Le groupe Kuwaiti European Holding a en effet vu en l’entrepreneur français son sauveur, et l’a ainsi nommé chef exécutif du London Resort, dont le montant s’élève à près de 4 milliards de livres. Il faut dire que le CV du Français, qui a fait du sauvetage de grands projets dans le loisir sa spécialité, est impressionnant. A son actif, Disneyland Paris en 1991 mais aussi le Millenium Dome à Londres (connu sous le nom O2 Arena) en 2000.  

Ancien joueur de hockey devenu businessman

Pourtant rien ne le prédestinait à travailler dans le domaine. Cet ancien joueur de hockey professionnel et membre de l’équipe de France (dont il est aujourd’hui vice-président) dans les années 80 s’est reconverti en businessman après une blessure à la cheville, qui avait mis fin à sa carrière d’athlète de haut niveau.

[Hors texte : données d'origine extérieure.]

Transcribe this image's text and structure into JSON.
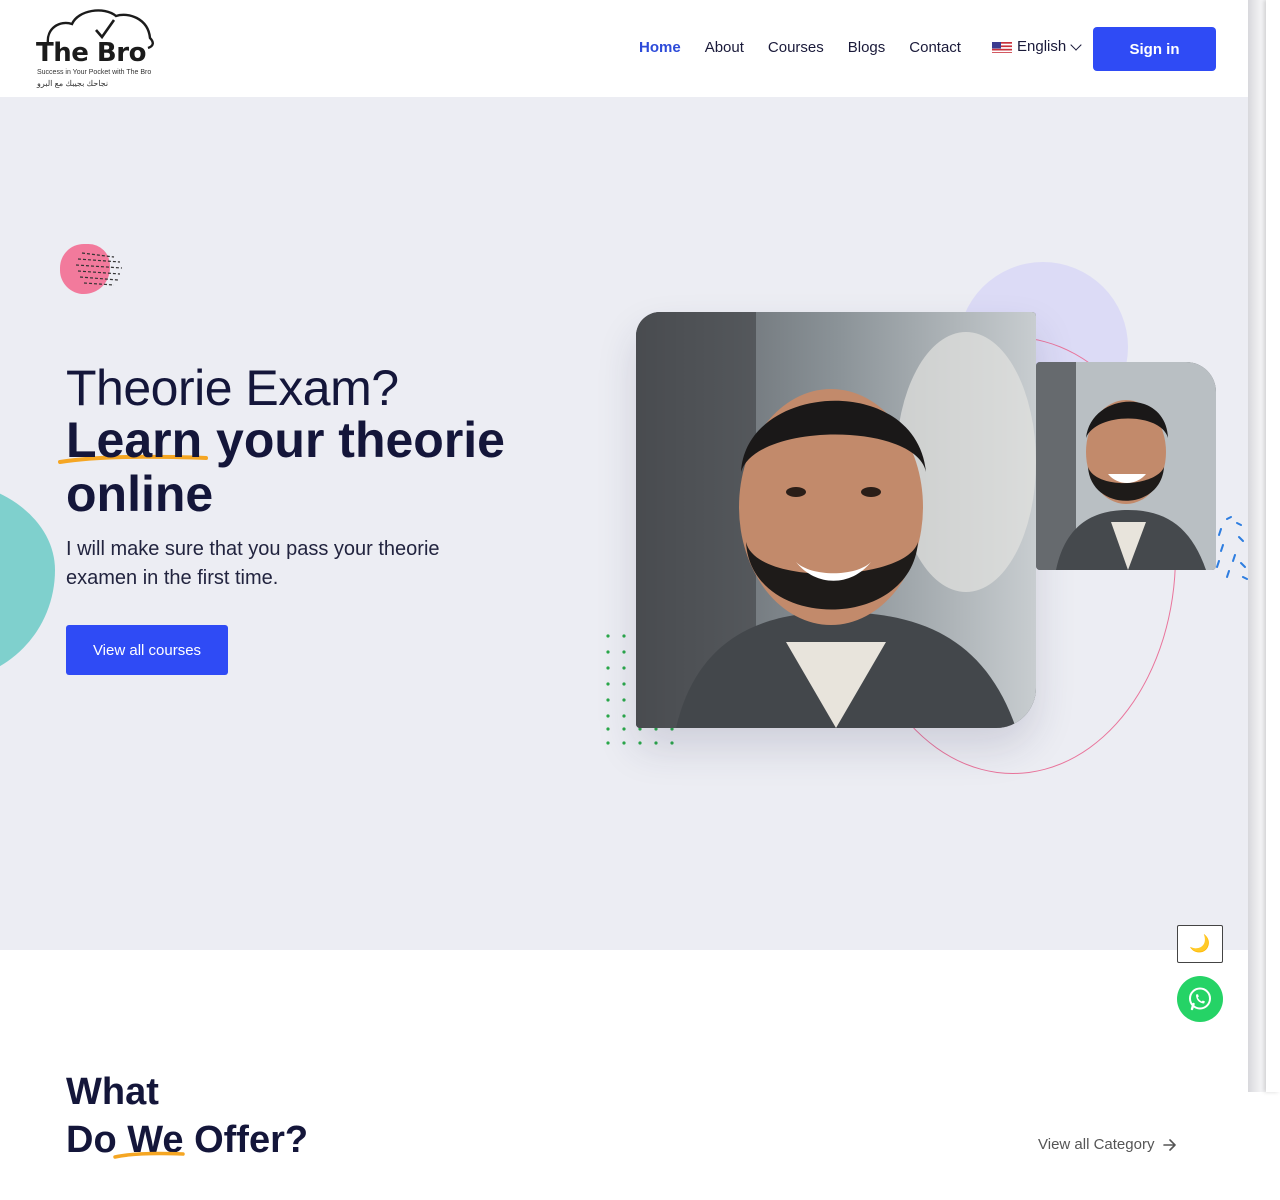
{
  "brand": {
    "name": "The Bro",
    "tagline": "Success in Your Pocket with The Bro",
    "tagline_ar": "نجاحك بجيبك مع البرو"
  },
  "nav": {
    "items": [
      "Home",
      "About",
      "Courses",
      "Blogs",
      "Contact"
    ],
    "active": "Home",
    "language": "English",
    "signin_label": "Sign in"
  },
  "hero": {
    "line1": "Theorie Exam?",
    "line2": "Learn your theorie online",
    "subtitle": "I will make sure that you pass your theorie examen in the first time.",
    "cta_label": "View all courses"
  },
  "floating": {
    "dark_mode_icon": "moon-icon",
    "chat_icon": "whatsapp-icon"
  },
  "offer": {
    "title_line1": "What",
    "title_line2": "Do We Offer?",
    "view_all_label": "View all Category"
  },
  "colors": {
    "primary": "#2f4bf5",
    "hero_bg": "#ecedf3",
    "heading": "#14163a",
    "accent_underline": "#f5a623",
    "teal": "#7fd0cd",
    "pink": "#f27a9c",
    "whatsapp": "#25d366"
  }
}
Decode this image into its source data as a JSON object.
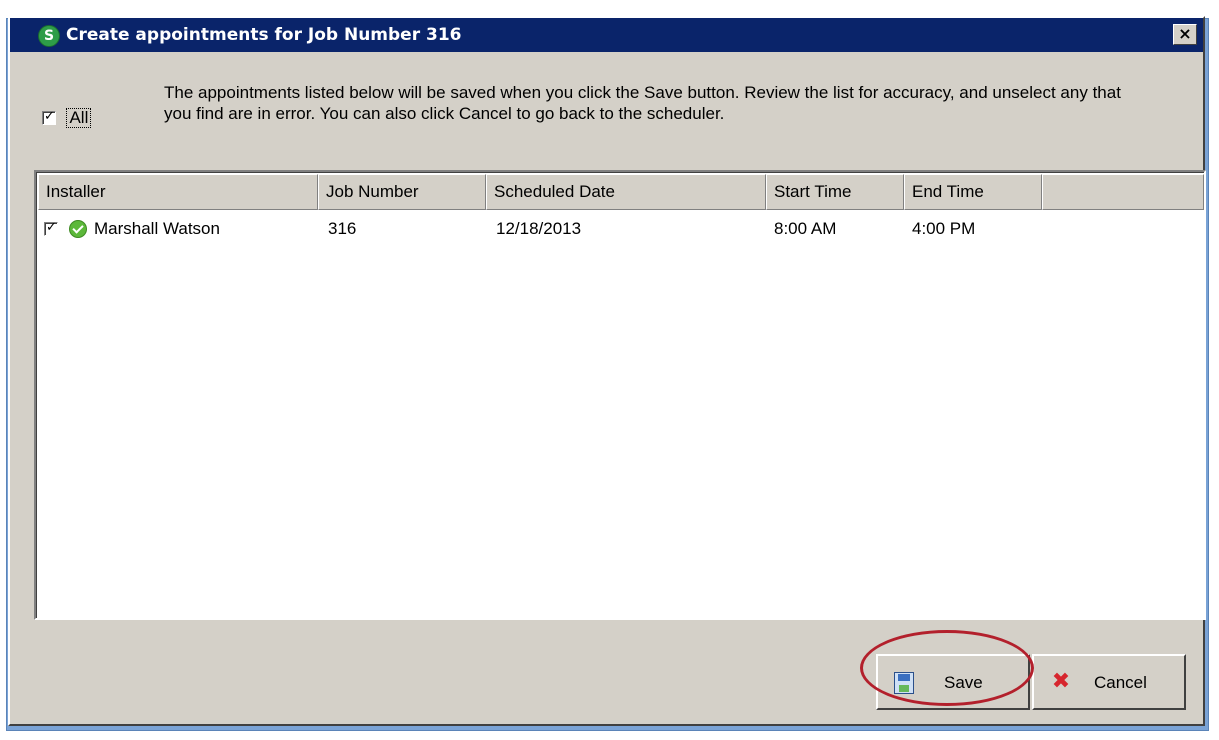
{
  "window": {
    "title": "Create appointments for Job Number 316",
    "app_icon_letter": "S",
    "close_label": "×"
  },
  "select_all": {
    "label": "All",
    "checked": true
  },
  "instructions": "The appointments listed below will be saved when you click the Save button. Review the list for accuracy, and unselect any that you find are in error. You can also click Cancel to go back to the scheduler.",
  "table": {
    "columns": [
      "Installer",
      "Job Number",
      "Scheduled Date",
      "Start Time",
      "End Time",
      ""
    ],
    "rows": [
      {
        "checked": true,
        "status_icon": "check-circle-icon",
        "installer": "Marshall Watson",
        "job_number": "316",
        "scheduled_date": "12/18/2013",
        "start_time": "8:00 AM",
        "end_time": "4:00 PM"
      }
    ]
  },
  "buttons": {
    "save_label": "Save",
    "cancel_label": "Cancel"
  },
  "colors": {
    "titlebar": "#0a246a",
    "dialog_bg": "#d4d0c8",
    "highlight_ring": "#b3202c"
  }
}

Philippe Bourguignon, alors vice-président d’Euro Disney, lui demande de venir rejoindre son équipe pour sauver le projet parisien qui prenait l’eau. “Je lui ai dit que je n’étais qu’un joueur de hockey sur glace dans un fauteuil roulant donc que je n’étais pas sûr de pouvoir l’aider, mais il m’a pris et il m’a même tout appris du métier”.

Pierre Yves Gerbeau CEO London Resort
Pierre-Yves Gerbeau, CEO London Resort

Au point que Pierre-Yves Gerbeau est rapidement nommé vice-président des opérations. Il sauve ainsi l’ouverture du parc avec une méthode bien à lui et qu’il appliquera à toutes ses autres interventions. “Je suis celui qui éteint les feux”, reconnaît le Français, “mon passif dans le sport m’a aidé à comprendre que la problématique des transformations des business en crise repose sur une seule chose : l’humain”. 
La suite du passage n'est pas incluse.